POV:Shinobu
Uzun süredir uyuyordum, uyandığımdaysa bedenimi saran kollarla karşılaştım. İyice ayıldığımda Tomioka-san'ın haorisi olduğunu fark etmiştim. Hızlıca yerimden kalkmaya çalıştım, ama o daha çok kıpırdanıyordu, her hareketimde daha çok kıpırdıyordu.
En sonunda kafası omzuma düştüğünde küçük bir acı hissetmiştim. Sadece birinin kafası omzuma düştü, ve acıtıyor muydu yani? Güçsüz bedenim yüzünden yine moralim bozulmuştu. Bacaklarımı birleştirip kollarımla sarıp kafamı ortaya gömdüm. Bir süre sonra omzumdaki ağırlık gitmişti, onun yerine omzumda bir el hissettim.
"Kocho... iyi misin?" Kafamı kaldırıp ona baktım, hislerini belli etmiyordu, sadece normal, ruhsuz bir şekilde bana bakıyordu. Ama yinede biraz olsun endişelendiğini hissedebiliyordum. Gülümsedim.
"İyiyim Tomioka-san, siz nasılsınız?"
"İyiyim... herneyse, hadi göreve gidelim." Kalkıp göreve doğru yol aldık. Görev yeri hakkında sadece çok uzak olduğunu ve soğuk olduğunu biliyordum. Her saatte hava dahada soğuyordu ve biz dahada üşüyorduk. Saatler sonunda varabilmiştik, ama gerçekten çok soğuktu, kar yağıyordu ve hava şiddetle esiyordu.
"Kocho, ilk önce ısınmak için bir yer bulalım, iblisi ısınınca ararız." Başımı sallayıp onu takip etmeye başladım. Küçük bir ev bulup orada kalmaya karar verdik. Şömine'yi yakıp başına geçmiştik, ikimizde çok üşümüştük.
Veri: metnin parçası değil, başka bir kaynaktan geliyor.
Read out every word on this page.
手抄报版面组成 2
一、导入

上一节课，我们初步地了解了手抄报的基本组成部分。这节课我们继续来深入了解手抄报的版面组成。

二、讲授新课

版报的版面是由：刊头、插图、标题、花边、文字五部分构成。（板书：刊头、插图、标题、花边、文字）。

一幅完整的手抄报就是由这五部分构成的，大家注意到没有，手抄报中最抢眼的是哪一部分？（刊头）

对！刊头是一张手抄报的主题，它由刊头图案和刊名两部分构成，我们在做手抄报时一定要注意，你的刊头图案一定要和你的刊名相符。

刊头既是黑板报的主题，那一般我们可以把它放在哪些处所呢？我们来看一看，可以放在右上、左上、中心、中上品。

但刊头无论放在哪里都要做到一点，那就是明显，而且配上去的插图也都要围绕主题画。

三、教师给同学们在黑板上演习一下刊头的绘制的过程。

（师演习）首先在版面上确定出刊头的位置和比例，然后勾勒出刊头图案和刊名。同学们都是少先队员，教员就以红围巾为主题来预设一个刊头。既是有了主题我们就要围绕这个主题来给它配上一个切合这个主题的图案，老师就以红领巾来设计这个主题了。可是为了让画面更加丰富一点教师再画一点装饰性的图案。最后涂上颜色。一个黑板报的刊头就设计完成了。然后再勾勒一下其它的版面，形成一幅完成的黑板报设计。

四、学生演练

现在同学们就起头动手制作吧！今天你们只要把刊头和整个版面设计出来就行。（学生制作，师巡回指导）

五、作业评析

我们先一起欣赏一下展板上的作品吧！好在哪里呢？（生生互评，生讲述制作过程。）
Küçük bir ses duymamla Tomioka-san'a baktım, hapşırmıştı, burnu ve yanakları kızarmıştı.
"Tomioka-san? İyi misiniz?"
"İyiyim... dinlenince geçer... muhtemelen." O umursamasada benim umurumdaydı, benim için değerli bir arkadaştı. Ona doğru yaklaşıp ateşine baktım, elimle dokunmamla geri çekildi, ama ateş'i vardı.
"Tomioka-san, ateşiniz var, lütfen Kelebek Konağına geri dönün."
"Bu görevi bitirelim dinlenirim..." Beni hiçbir şekilde dinlemiyordu, görevi bahane edip duruyordu, sadece görev... başka birşey söylemiyordu. İblis aramaya çıkmıştık, onun arkasından gelip sürekli Kelebek Konağına geri dönmesini istedim, ama yine 'görev bitsin giderim' diyordu.
"Tomioka-san lütfe-"
"Hayır Kocho... gitmeyeceğim."
"Ama Tomioka-san..." Kafasını çevirip yüzüme bir süre baktı, sonra geri önüne döndü. Cevap vermedi, sadece sessiz kaldı.
"Tomioka-san!!" Yine cevap vermemişti, onun için üzülürken o beni reddediyordu... Ona bakmadan aramaya devam ettim. Bir yerlerde iblis sezince hemen oraya doğru koştum, Tomioka-san arkadan bana seslenmişti.
"Kocho!! Buldun mu?"
"Sanırım buldum." İblis'i görmeye başlamıştım, katanamı çekip ona doğru sıçradım.
"Chou no Mai; Tawamure." İblis neye uğradığını şaşırmıştı. Ona doğru fırladım ve katanamla vücuduna kesikler atarak zehir enjekte ettim, iblis ölmüştü. Tomioka-san koşarak yaklaşmaya çalışıyordu, ama hastalık ve bu şiddetli esintide ayakta durmak bile çok zordu.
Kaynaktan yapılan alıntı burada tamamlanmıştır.